Why we built our own DNS server from the ground up
DNS is a venerable protocol, one which has serviced a core function for the internet since the early 1980s. There is plenty of great, battle tested open source authoritative DNS server software out there — from the original and still nearly ubiquitous BIND, to newer but widely used implementations like PowerDNS, Knot, and more. So why on earth, when we started NS1, did we build our own authoritative DNS server software from scratch — unlike nearly every other DNS service provider in the market?
A global architecture
Most authoritative DNS software that’s out there today was built to do one thing above all else: deliver statically configured DNS zones and records via the network, with deep coverage of the protocol specifications, reliably and fast, from individual servers. And the server software produced by the open source community is exceedingly good at meeting this use case.
When we were starting NS1, there was just one problem: that wasn’t our use case. And we’d seen the ceilings we would hit with this model before, when we used heavily modified open source DNS software to solve traffic management problems in a CDN we’d built. It got the job done, but not without a lot of hackery and many architectural backflips, because we were using the software as part of a highly distributed, highly dynamic global system driven by an intensive data pipeline and in need of frequent reconfiguration as zones and records changed dynamically, new service endpoints spun up and down, and infrastructure conditions in the application shifted. We had learned from our experience that for this use case, we’d need to build something new and different.
So from the beginning, we built our DNS server to be a small (but obviously important) part of a global architecture — ingesting a constant stream of configuration changes and data, generating a steady flow of telemetry and analytics, and automated and managed not with zone files and SIGHUPs but with high velocity globally replicated databases and message queueing.
A single-minded purpose
When we built our new DNS platform, we started with the centermost kernel that enables our game changing traffic management capabilities: the Filter Chain. To experienced engineers, that might sound surprising: why not start by experimenting with and selecting an optimized server framework, or building rock solid DNS protocol logic? Simple: because that’s not actually what NS1 is about. To us, DNS is the substrate we use to deliver intelligence. And unless we got that intelligence just right, none of the rest mattered.
So we focused from the very start on how we’d combine flexibility, power, and simplicity to invent a new way to manage traffic with DNS, and iterated and iterated and iterated until we’d built the Filter Chain: a super simple idea, entirely new in the industry, for combining high performance traffic routing algorithms in bespoke application-specific setups, driven in real-time by telemetry about the infrastructure of the application and the state of the internet.

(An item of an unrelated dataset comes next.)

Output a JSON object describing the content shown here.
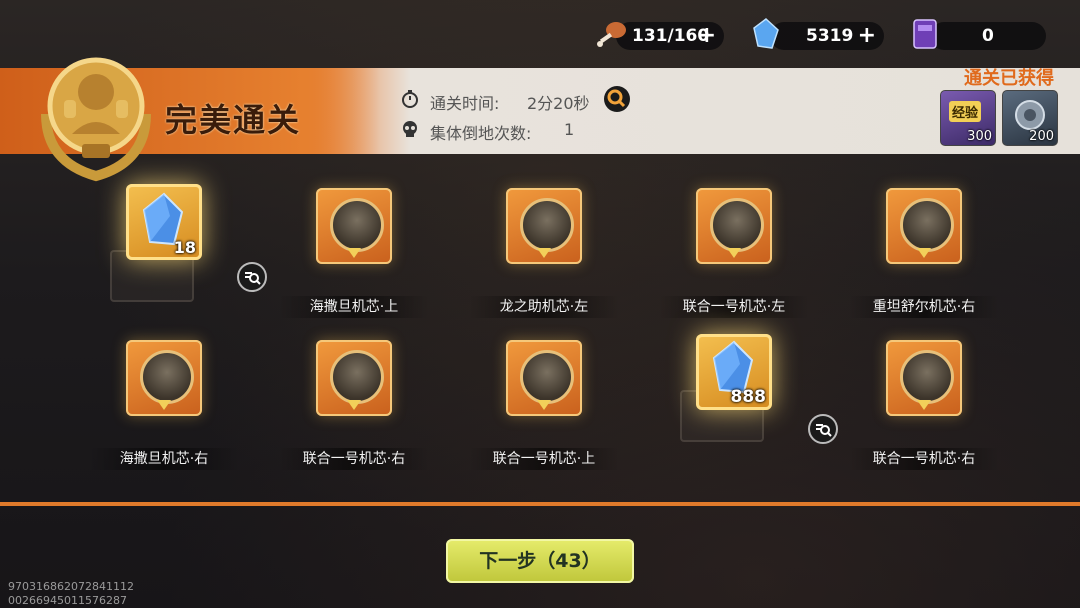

The Filter Chain is still the core kernel of functionality of our DNS server software, and it still executes in real-time for every single DNS query that hits NS1’s servers, because we built all the other scaffolding of our software and architecture with that single-minded purpose.
Breaking the rules
We also knew from the start that we didn’t want to confine ourselves to the traditional RFCs that govern agreed upon rules for DNS systems. The DNS protocol itself obviously constrains the way NS1’s systems interact with the rest of the internet. But within those limitations, what more could we accomplish?
Rethinking the traditional DNS data model was where we started. By reimagining DNS records as collections of potential answers, to be manipulated by an algorithmic traffic management pipeline, we avoided many of the configuration management backflips needed to make use of other platforms and enabled an elegant approach to managing complex DNS setups with many-faceted traffic management rulesets. Our approach has enabled us to deliver not just the most powerful DNS platform on the planet, but also the simplest and most approachable.
And at the same time, by building our own DNS server, we’ve enabled ourselves to explore ideas for application performance optimization, ease of use, and visibility that push the envelopes of the protocol. For example, linked records and zones — essentially symlinks within NS1’s platform — are a super simple idea, not unlike CNAME and DNAME records, but reducing recursive DNS lookups, solving CNAME-at-the-apex issues (where we’ve also long supported ALIAS records as well), enabling deep performance improvements for our customers, and making complex name-aliasing issues easy to solve.
Milliseconds matter in more than delivery
Traditional Managed DNS players have differentiated mainly on network characteristics: DNS lookup uptime and response time. Our view as we were starting NS1 was that 100% uptime and super-fast global lookup performance had become table stakes, not differentiators. It is not that hard to build a reliable, low latency global anycasted DNS network these days. But while we’ve focused our efforts on delivering the most advanced traffic management capabilities and most usable, flexible tools for managing DNS in the industry, performance still matters, and we have stretched the expectations for Managed DNS performance in new dimensions.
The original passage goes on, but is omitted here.